Desde anoche hay otra prueba de que esa catalogación está desfasada: el 26M no se ha votado en clave Régimen versus Cambio, como sí ocurrió en 2015 hundiendo al PSN en la irrelevancia por su pretendida (y falsa) equidistancia. Los 25.000 votos extras logrados ese domingo no se explican solo por el rebote del resultado estatal del 28A, sino que apuntan a un sector de la población que no compra esa dicotomía. Que no quería aquel régimen, pero tampoco este cambio.

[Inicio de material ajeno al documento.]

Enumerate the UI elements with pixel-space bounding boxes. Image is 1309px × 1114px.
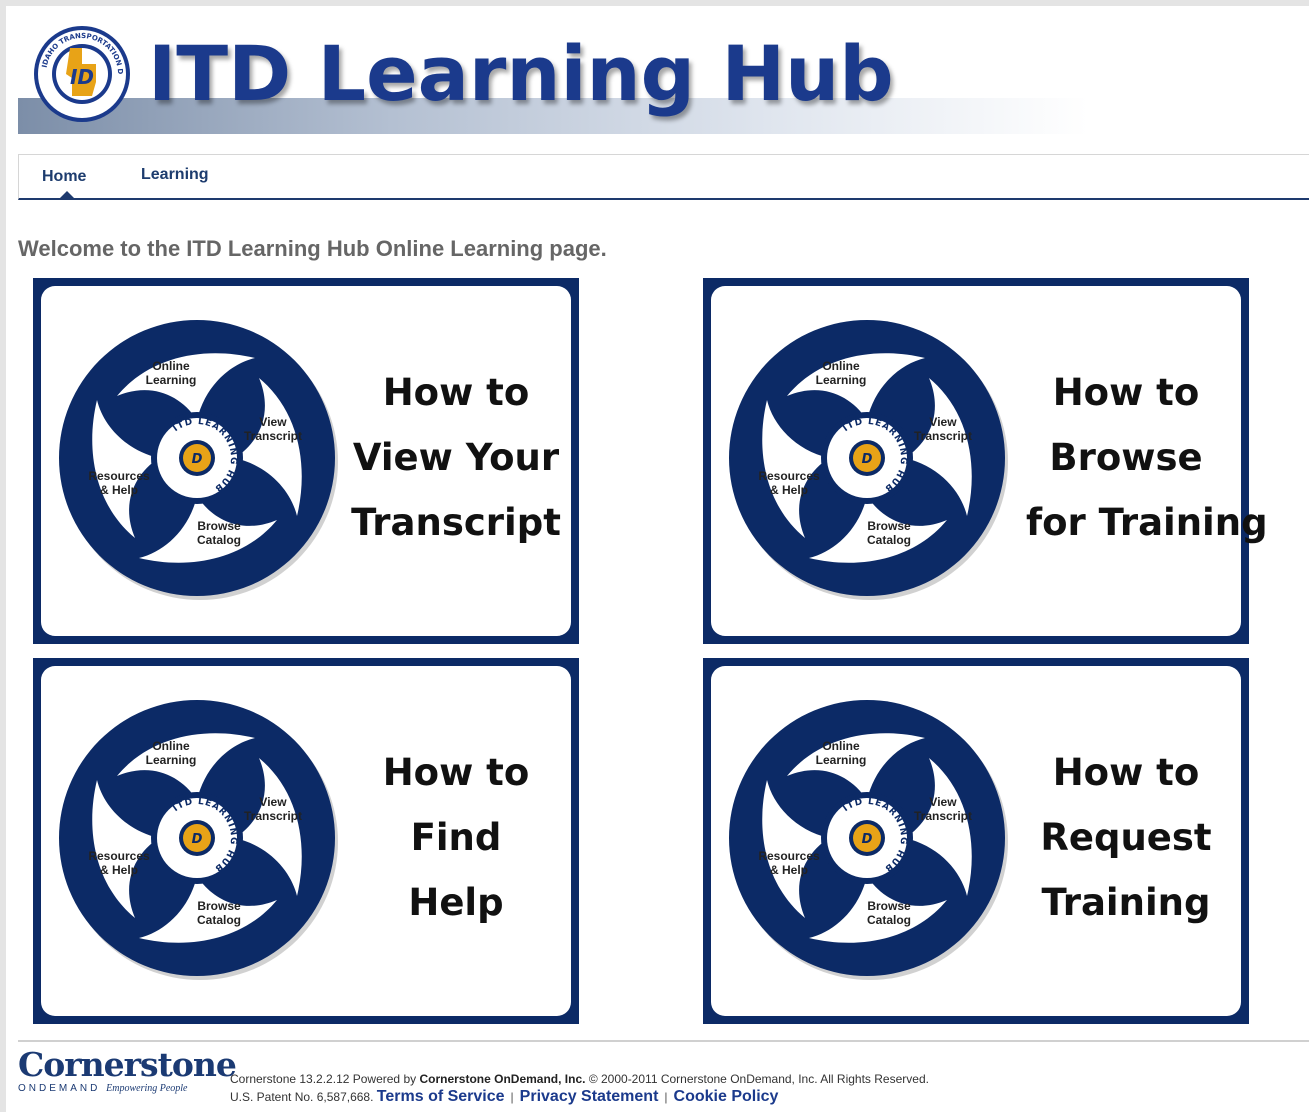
svg-text:Resources: Resources	[758, 469, 820, 483]
footer-copyright: Cornerstone 13.2.2.12 Powered by Corners…	[230, 1072, 929, 1105]
tile-card: D ITD LEARNING HUB Online Learning View Trans…	[711, 666, 1241, 1016]
tile-request-training[interactable]: D ITD LEARNING HUB Online Learning View Trans…	[703, 658, 1249, 1024]
svg-text:Catalog: Catalog	[867, 913, 911, 927]
svg-text:View: View	[929, 795, 957, 809]
svg-text:Browse: Browse	[867, 519, 911, 533]
privacy-statement-link[interactable]: Privacy Statement	[520, 1088, 659, 1105]
svg-text:& Help: & Help	[100, 483, 138, 497]
svg-text:ID: ID	[70, 65, 94, 89]
svg-text:Resources: Resources	[88, 469, 150, 483]
learning-hub-wheel-icon: DITD LEARNING HUBOnlineLearningViewTrans…	[59, 320, 338, 600]
svg-text:Browse: Browse	[867, 899, 911, 913]
svg-text:D: D	[862, 832, 873, 847]
svg-text:Online: Online	[822, 739, 860, 753]
svg-text:Transcript: Transcript	[914, 809, 972, 823]
svg-text:Browse: Browse	[197, 519, 241, 533]
patent-text: U.S. Patent No. 6,587,668.	[230, 1090, 374, 1104]
tile-card: D ITD LEARNING HUB Online Learning View Trans…	[41, 286, 571, 636]
tile-label: How to Find Help	[382, 751, 530, 924]
tile-card: D ITD LEARNING HUB Online Learning View Trans…	[41, 666, 571, 1016]
learning-hub-wheel-icon: DITD LEARNING HUBOnlineLearningViewTrans…	[729, 320, 1008, 600]
learning-hub-wheel-icon: DITD LEARNING HUBOnlineLearningViewTrans…	[59, 700, 338, 980]
tab-home[interactable]: Home	[42, 168, 86, 186]
svg-text:Learning: Learning	[816, 373, 867, 387]
svg-text:D: D	[192, 452, 203, 467]
tile-label: How to Request Training	[1040, 751, 1212, 924]
site-title: ITD Learning Hub	[148, 29, 894, 118]
cornerstone-logo[interactable]: Cornerstone ONDEMAND Empowering People	[18, 1048, 237, 1095]
tile-view-transcript[interactable]: D ITD LEARNING HUB Online Learning View Trans…	[33, 278, 579, 644]
svg-text:Browse: Browse	[197, 899, 241, 913]
cookie-policy-link[interactable]: Cookie Policy	[674, 1088, 779, 1105]
svg-text:Learning: Learning	[146, 753, 197, 767]
active-tab-indicator	[59, 191, 75, 199]
svg-text:View: View	[259, 795, 287, 809]
svg-text:Catalog: Catalog	[867, 533, 911, 547]
tile-card: D ITD LEARNING HUB Online Learning View Trans…	[711, 286, 1268, 636]
page-footer: Cornerstone ONDEMAND Empowering People C…	[18, 1040, 1309, 1114]
svg-text:View: View	[929, 415, 957, 429]
tab-learning[interactable]: Learning	[141, 166, 209, 184]
svg-text:Online: Online	[152, 739, 190, 753]
tile-browse-training[interactable]: D ITD LEARNING HUB Online Learning View Trans…	[703, 278, 1268, 644]
svg-text:Transcript: Transcript	[244, 809, 302, 823]
svg-text:Online: Online	[822, 359, 860, 373]
tile-find-help[interactable]: D ITD LEARNING HUB Online Learning View Trans…	[33, 658, 579, 1024]
itd-seal-logo[interactable]: ID IDAHO TRANSPORTATION DEPARTMENT	[32, 24, 132, 124]
welcome-heading: Welcome to the ITD Learning Hub Online L…	[18, 236, 607, 261]
svg-text:Transcript: Transcript	[244, 429, 302, 443]
svg-text:Resources: Resources	[758, 849, 820, 863]
svg-text:D: D	[192, 832, 203, 847]
svg-text:Learning: Learning	[146, 373, 197, 387]
svg-text:Transcript: Transcript	[914, 429, 972, 443]
site-header: ID IDAHO TRANSPORTATION DEPARTMENT ITD L…	[18, 10, 1088, 134]
svg-text:& Help: & Help	[100, 863, 138, 877]
svg-text:Catalog: Catalog	[197, 533, 241, 547]
tile-label: How to Browse for Training	[1026, 371, 1268, 544]
svg-text:Resources: Resources	[88, 849, 150, 863]
learning-hub-wheel-icon: DITD LEARNING HUBOnlineLearningViewTrans…	[729, 700, 1008, 980]
svg-text:& Help: & Help	[770, 483, 808, 497]
svg-text:Catalog: Catalog	[197, 913, 241, 927]
svg-text:D: D	[862, 452, 873, 467]
svg-text:Online: Online	[152, 359, 190, 373]
svg-text:& Help: & Help	[770, 863, 808, 877]
main-nav: Home Learning	[18, 154, 1309, 200]
terms-of-service-link[interactable]: Terms of Service	[377, 1088, 505, 1105]
tile-label: How to View Your Transcript	[351, 371, 561, 544]
svg-text:Learning: Learning	[816, 753, 867, 767]
svg-text:View: View	[259, 415, 287, 429]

A partir de hoy, hay unas semanas –seguramente meses, Sanfermines de por medio– cruciales para certificar si existe o no ese régimen. Lo dirá sobre todo la maniobra de María Chivite, políticamente una incógnita total, frente a las viejas elites navarras y ante los propósitos que encierre Ferraz. A quien siempre podrá argumentar (no como en 2007 o en 2014) que al PSN también le debe ser lícito hacer mayoría con los mismos socios de Sánchez en la moción de censura, en los decretos sociales o su próxima investidura.